Albert Einstein era un genio. Todo el mundo lo sabe. Pero … ¿qué implica ser un genio? Es decir, ¿qué pasaba por la cabeza de Einstein? ¿Cómo era con su familia, con su esposa? ¿Cómo lo percibía la gente? Y lo más importante, ¿cómo elaboraba sus teorías?

Algunas de estas preguntas serán resueltas en la serie de Ron Howard, Genius que obviamente gira en torno a un Einstein (Geoffrey Rush) que busca salir de Alemania en pleno furor Nazi, bajo la ola de antisemitismo que azotaba el país.

Así que mientras esto ocurre, vemos flashbacks que nos llevan a conocer al joven científico y a su impaciencia por ir más allá del conocimiento que los maestros de su escuela pueden darle. Pero también vemos cómo funciona la imaginación de nuestro protagonista, quien a través de la fantasía, es como explora los intrincados rincones de la física.

Vemos también que el joven científico era un muchacho al que le gustaba brincarse las reglas —en parte por considerarlas absurdas—, costumbre que se ve reflejada en su comportamiento social, escolar y marital (el profesor no creía en la monogamía, aunque estaba casado, en esa época con Elsa —Emily Watson—, tenía fama de haber tenido muchas amantes).

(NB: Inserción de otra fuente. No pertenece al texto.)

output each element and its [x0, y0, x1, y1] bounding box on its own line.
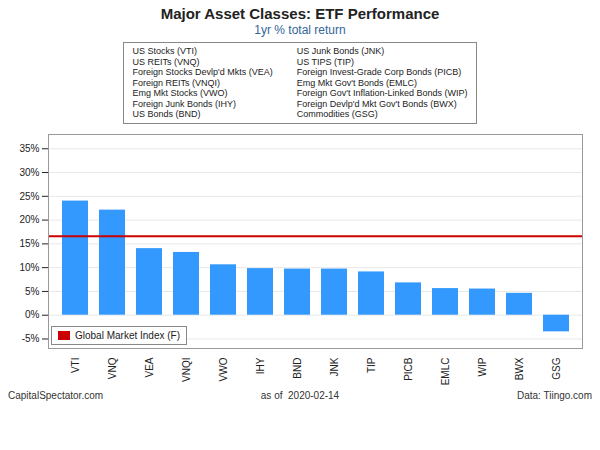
html-text:Major Asset Classes: ETF Perfo: Major Asset Classes: ETF Performance — [160, 5, 440, 22]
html-text:US TIPS (TIP): US TIPS (TIP) — [296, 56, 355, 67]
svg-text:BND: BND — [292, 357, 303, 378]
svg-text:GSG: GSG — [551, 357, 562, 379]
html-text:1yr % total return: 1yr % total return — [254, 23, 346, 37]
html-text:as of 2020-02-14: as of 2020-02-14 — [260, 389, 340, 401]
svg-text:VTI: VTI — [70, 357, 81, 373]
html-text:US REITs (VNQ): US REITs (VNQ) — [132, 56, 200, 67]
svg-text:20%: 20% — [19, 214, 39, 225]
html-text:US Junk Bonds (JNK): US Junk Bonds (JNK) — [296, 46, 385, 56]
svg-text:IHY: IHY — [255, 357, 266, 374]
svg-text:JNK: JNK — [329, 357, 340, 376]
html-text:Foreign Invest-Grade Corp Bond: Foreign Invest-Grade Corp Bonds (PICB) — [296, 67, 462, 77]
svg-text:VEA: VEA — [144, 357, 155, 377]
svg-text:25%: 25% — [19, 190, 39, 201]
svg-text:35%: 35% — [19, 142, 39, 153]
svg-text:0%: 0% — [25, 309, 40, 320]
html-text:Emg Mkt Gov't Bonds (EMLC): Emg Mkt Gov't Bonds (EMLC) — [296, 77, 417, 88]
svg-text:15%: 15% — [19, 238, 39, 249]
svg-text:5%: 5% — [25, 285, 40, 296]
html-text:US Bonds (BND): US Bonds (BND) — [132, 109, 201, 119]
html-text:Foreign Devlp'd Mkt Gov't Bond: Foreign Devlp'd Mkt Gov't Bonds (BWX) — [296, 98, 457, 109]
html-text:Foreign REITs (VNQI): Foreign REITs (VNQI) — [132, 77, 220, 88]
svg-text:TIP: TIP — [366, 357, 377, 373]
html-text:CapitalSpectator.com: CapitalSpectator.com — [8, 389, 104, 401]
svg-text:EMLC: EMLC — [440, 357, 451, 385]
svg-text:VNQ: VNQ — [107, 357, 118, 379]
html-text:Foreign Gov't Inflation-Linked: Foreign Gov't Inflation-Linked Bonds (WI… — [296, 88, 468, 98]
html-text:US Stocks (VTI): US Stocks (VTI) — [132, 46, 197, 56]
html-text:Commodities (GSG): Commodities (GSG) — [296, 109, 378, 119]
html-text:Emg Mkt Stocks (VWO): Emg Mkt Stocks (VWO) — [132, 88, 228, 98]
html-text:Foreign Junk Bonds (IHY): Foreign Junk Bonds (IHY) — [132, 98, 236, 109]
svg-text:10%: 10% — [19, 261, 39, 272]
svg-text:30%: 30% — [19, 166, 39, 177]
svg-text:-5%: -5% — [22, 333, 40, 344]
svg-text:BWX: BWX — [514, 357, 525, 380]
svg-text:VWO: VWO — [218, 357, 229, 381]
svg-text:PICB: PICB — [403, 357, 414, 381]
svg-text:VNQI: VNQI — [181, 357, 192, 381]
html-text:Foreign Stocks Devlp'd Mkts (V: Foreign Stocks Devlp'd Mkts (VEA) — [132, 67, 273, 77]
html-text:Data: Tiingo.com: Data: Tiingo.com — [517, 389, 592, 401]
html-text:Global Market Index (F): Global Market Index (F) — [75, 329, 180, 341]
svg-text:WIP: WIP — [477, 357, 488, 376]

Al parecer, Eistein era una persona sumamente carismática, extravagante, sí pero con mucho ángel. La gente cercana lo amaba, hasta que poco a poco, en Alemania, las cosas comenzaron a ponerse feas, y unos cuantos grupos antisemitas-terroristas fueron escalando hasta extender su odio por toda la nación.

Llama la atención su desparpajo que de pronto se transforma en algo que parece franca rebeldía, pero si bien hay algo de eso, lo que en realidad ocurre es que la mente del científico va tan rápido que necesita “correr en libertad”. Cuando Einstein hace ciencia, cierra los ojos y viaja en su imaginación (que se ilustra con una animación alucinante)… por ejemplo, para probar una de las leyes de Newton, imagina una pelota viajando por el espacio hacia el infinito, cuando se da cuenta que si no hay puntos de referencia, la pelota parece no moverse, lo cual necesita un nuevo paradigma par poderlo explicar.

La serie es hermosa, interesante y entretenida, no sólo en la exploración científica sino en su visión histórica y política y por supuesto, el lado humano del científico que nos muestra su postura ante el mundo y la moral (a través de sus relaciones amorosas). Excelentes actuaciones y una producción de época impecable, redondean esta serie, que por cierto, hay que decirlo, por momentos demanda mucho de nuestra atención con su ritmo lento, en comparación a la mayoría de las series.